Epilepsy is a neurological disorder that affects people of all ages. It is unpredictable and can cause other health problems if not properly addressed. Epilepsy is a spectrum condition with a broad range of seizure types that vary from person to person. This is why each individual with epilepsy may need a specific type of care. The public has a limited understanding of epilepsy, which in turn poses more problems for the afflicted.
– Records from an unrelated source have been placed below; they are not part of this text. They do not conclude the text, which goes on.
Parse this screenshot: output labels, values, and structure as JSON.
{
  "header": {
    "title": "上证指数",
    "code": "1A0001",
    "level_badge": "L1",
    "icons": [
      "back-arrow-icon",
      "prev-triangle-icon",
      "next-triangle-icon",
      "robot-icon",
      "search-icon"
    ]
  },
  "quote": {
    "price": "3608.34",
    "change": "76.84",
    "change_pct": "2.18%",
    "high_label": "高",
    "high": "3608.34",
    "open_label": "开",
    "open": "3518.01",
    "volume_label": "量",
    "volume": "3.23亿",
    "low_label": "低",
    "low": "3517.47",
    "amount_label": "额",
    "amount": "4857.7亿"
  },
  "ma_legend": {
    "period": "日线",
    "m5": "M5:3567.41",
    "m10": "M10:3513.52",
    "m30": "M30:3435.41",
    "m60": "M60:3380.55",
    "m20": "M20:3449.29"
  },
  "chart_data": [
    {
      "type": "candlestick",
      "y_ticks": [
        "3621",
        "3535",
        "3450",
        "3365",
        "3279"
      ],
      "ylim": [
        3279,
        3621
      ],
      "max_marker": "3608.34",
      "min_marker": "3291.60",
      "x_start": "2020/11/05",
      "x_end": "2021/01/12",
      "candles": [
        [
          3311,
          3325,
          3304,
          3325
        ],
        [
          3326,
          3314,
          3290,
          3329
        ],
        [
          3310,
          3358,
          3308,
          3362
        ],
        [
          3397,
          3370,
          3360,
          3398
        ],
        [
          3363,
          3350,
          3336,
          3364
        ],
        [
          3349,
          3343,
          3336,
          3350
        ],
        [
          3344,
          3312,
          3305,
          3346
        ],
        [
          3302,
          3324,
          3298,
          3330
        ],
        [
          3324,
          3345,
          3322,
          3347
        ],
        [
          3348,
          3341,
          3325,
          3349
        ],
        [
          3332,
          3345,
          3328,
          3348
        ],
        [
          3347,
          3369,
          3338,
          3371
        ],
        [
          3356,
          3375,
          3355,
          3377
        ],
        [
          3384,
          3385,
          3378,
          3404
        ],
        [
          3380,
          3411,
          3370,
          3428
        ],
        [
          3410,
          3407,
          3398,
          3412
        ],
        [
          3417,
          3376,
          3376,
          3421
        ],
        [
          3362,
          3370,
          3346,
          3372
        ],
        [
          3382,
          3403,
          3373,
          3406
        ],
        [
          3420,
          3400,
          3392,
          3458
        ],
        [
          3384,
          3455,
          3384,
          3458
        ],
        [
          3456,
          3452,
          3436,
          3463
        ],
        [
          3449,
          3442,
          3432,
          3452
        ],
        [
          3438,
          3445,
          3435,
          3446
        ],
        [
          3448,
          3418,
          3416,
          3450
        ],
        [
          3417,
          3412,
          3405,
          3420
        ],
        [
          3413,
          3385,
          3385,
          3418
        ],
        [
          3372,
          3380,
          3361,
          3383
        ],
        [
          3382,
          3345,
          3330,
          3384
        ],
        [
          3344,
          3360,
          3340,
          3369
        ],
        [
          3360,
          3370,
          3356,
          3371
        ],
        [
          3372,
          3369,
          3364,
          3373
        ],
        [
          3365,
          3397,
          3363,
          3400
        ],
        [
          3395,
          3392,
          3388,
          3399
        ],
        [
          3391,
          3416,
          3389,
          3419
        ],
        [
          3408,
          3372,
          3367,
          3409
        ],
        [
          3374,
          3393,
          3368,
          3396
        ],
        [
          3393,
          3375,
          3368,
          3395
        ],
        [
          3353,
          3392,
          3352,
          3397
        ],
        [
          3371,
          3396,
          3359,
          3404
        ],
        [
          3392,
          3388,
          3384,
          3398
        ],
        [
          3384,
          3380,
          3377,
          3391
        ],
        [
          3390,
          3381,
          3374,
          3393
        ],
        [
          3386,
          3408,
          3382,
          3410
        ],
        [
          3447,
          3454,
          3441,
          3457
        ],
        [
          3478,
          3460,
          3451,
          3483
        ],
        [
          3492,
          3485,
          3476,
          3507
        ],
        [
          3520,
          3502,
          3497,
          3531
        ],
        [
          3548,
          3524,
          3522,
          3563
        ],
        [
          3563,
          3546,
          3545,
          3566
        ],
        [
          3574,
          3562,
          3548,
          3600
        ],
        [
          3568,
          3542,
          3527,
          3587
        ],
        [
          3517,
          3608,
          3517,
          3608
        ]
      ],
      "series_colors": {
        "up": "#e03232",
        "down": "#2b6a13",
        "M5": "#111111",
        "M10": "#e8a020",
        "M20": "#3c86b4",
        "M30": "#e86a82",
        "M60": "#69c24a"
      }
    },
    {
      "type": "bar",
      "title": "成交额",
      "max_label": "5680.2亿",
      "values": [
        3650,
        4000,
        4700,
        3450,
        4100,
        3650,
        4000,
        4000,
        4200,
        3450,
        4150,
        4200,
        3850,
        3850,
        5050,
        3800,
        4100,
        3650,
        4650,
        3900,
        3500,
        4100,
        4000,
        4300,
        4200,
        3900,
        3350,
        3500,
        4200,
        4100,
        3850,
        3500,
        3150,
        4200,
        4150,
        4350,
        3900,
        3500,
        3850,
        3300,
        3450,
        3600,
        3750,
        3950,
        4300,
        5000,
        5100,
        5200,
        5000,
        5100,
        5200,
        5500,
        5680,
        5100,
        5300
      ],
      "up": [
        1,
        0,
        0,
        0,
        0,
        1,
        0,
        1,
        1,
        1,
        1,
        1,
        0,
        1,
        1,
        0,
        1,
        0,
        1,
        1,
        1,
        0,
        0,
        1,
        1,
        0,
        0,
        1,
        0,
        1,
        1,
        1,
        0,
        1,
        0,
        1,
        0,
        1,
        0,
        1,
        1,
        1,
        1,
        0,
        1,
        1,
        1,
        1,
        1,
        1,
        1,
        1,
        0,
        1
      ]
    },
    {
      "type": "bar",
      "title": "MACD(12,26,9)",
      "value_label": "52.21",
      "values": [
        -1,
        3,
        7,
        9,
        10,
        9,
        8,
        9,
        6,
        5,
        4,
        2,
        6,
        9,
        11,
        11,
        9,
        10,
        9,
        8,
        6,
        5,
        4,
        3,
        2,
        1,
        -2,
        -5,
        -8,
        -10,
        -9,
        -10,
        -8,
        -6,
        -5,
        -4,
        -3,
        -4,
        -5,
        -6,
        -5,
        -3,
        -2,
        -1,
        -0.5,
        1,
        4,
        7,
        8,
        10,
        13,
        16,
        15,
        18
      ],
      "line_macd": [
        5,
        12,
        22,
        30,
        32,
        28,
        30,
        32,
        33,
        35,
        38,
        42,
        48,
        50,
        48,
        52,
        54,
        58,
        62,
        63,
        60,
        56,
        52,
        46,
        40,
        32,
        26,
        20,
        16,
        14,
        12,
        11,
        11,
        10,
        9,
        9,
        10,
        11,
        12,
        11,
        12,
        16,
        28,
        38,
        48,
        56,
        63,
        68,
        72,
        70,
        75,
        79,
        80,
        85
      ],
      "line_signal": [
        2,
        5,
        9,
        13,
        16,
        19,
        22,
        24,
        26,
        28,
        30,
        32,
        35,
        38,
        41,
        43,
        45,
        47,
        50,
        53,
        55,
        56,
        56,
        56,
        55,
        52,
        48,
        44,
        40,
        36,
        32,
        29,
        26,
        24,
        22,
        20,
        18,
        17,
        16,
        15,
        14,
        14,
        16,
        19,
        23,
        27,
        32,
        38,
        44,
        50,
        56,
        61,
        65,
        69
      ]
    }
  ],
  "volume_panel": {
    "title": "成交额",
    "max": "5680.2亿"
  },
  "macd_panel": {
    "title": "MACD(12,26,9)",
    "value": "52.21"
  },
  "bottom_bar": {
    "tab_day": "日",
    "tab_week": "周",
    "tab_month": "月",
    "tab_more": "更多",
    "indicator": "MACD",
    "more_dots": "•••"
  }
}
This chronic illness is characterized by recurrent, unprovoked seizures usually linked to brain injury but can also be hereditary. Seizures, which are sometimes likened to episodes of electrical storms in the brain, vary from person to person. Patients can anticipate the onset of a seizure before it happens. Changes in behaviour, odd sensations or anything out of the ordinary can signal an upcoming episode. Taking medication beforehand, as well as implementing safety measures or seizure drills, can help a patient survive without any further injuries. However, a seizure can also occur without warning, which is why even a slip in the shower can have fatal consequences. An estimated 65 million people worldwide suffer from epilepsy. As many as 3.4 million are living with this illness in the U.S., including at least 470,000 children. One in 26 Americans is predicted to develop epilepsy in their lifetime. Over 150,000 new cases are diagnosed each year. One-third of patients suffer with uncontrollable seizures due to lack of available treatment. Six out of ten are triggered by an unknown cause.
According to the National Institute for Neurological Disorders and Stroke, more than 20 antiepileptic drugs, or AEDs, are available. The options depend upon age, lifestyle, type of seizure, severity, frequency and pregnancy status. There are two types of drugs being used to treat epilepsy: narrow-spectrum AEDs and broad-spectrum AEDs. Some people have to take more than one medication. Narrow-spectrum AEDs target specific seizures occuring in an identified part of the brain. Broad-spectrum AEDs are for patients who have more than one type of seizure. Proper medical guidance before taking any of these drugs may provide more effective results.
CBD OIL: A HOLY GRAIL FOR EPILEPTICS?
Cannabidiol, or CBD, is only one of the many components of cannabis. It is the non-psychoactive counterpart of tetrahydrocannabinol, or THC. CBD, which is derived from cannabis, has made the most impact in medicine, since it does not carry a euphoric feeling.
On June 25th of this year, the U.S. Food and Drug Administration approved Epidiolex CBD oral solution for the treatment of Lennox-Gastaut syndrome and Dravet syndrome. Among the types of epilepsy, these two are the most severe. Lennox-Gastaut affects mostly children ages three to five years old and is characterized by uncontrollable contraction of muscles. Progression of this illness leads to learning disabilities and delayed motor skills. Dravet syndrome is a rare genetic condition that appears early in infants and is fever-related. It progresses to other seizures like muscle spasms. Patients may endure a life-threatening state of continuous seizures called “status epilepticus.” Poor language and motor skills development as well as hyperactivity are common in children affected by Dravet syndrome.
The FDA conducted controlled clinical trials involving 516 patients. Epidiolex taken with other anti-epileptic medications provided the most promising results. It is important to note that this was the first time a non-synthetic anti-epileptic drug was approved and that it was a major leap forward for cannabis medical research. “This approval serves as a reminder that advancing sound development programs that properly evaluate active ingredients contained in marijuana can lead to important medical therapies. The FDA is committed to this kind of careful scientific research and drug development,” states FDA Commissioner Scott Gottlieb.
CBD treatment is not without side effects, however. Patients who underwent Epidiolex clinical trials experienced sleepiness, elevated liver enzymes, diarrhea, rashes and fatigue among other results. It all boils down to responsible medication, which includes frequent interaction with qualified medical experts so as to prevent misuse, especially when the patient is a minor.
Currently, CBD is a Schedule I substance under the Controlled Substances Act, and the Drug Enforcement Administration is still required to make a scheduling determination. Regardless of the many legal hurdles that cannabis research may have to clear, the approval of cannabidiol in the treatment of seizures is a very clear victory.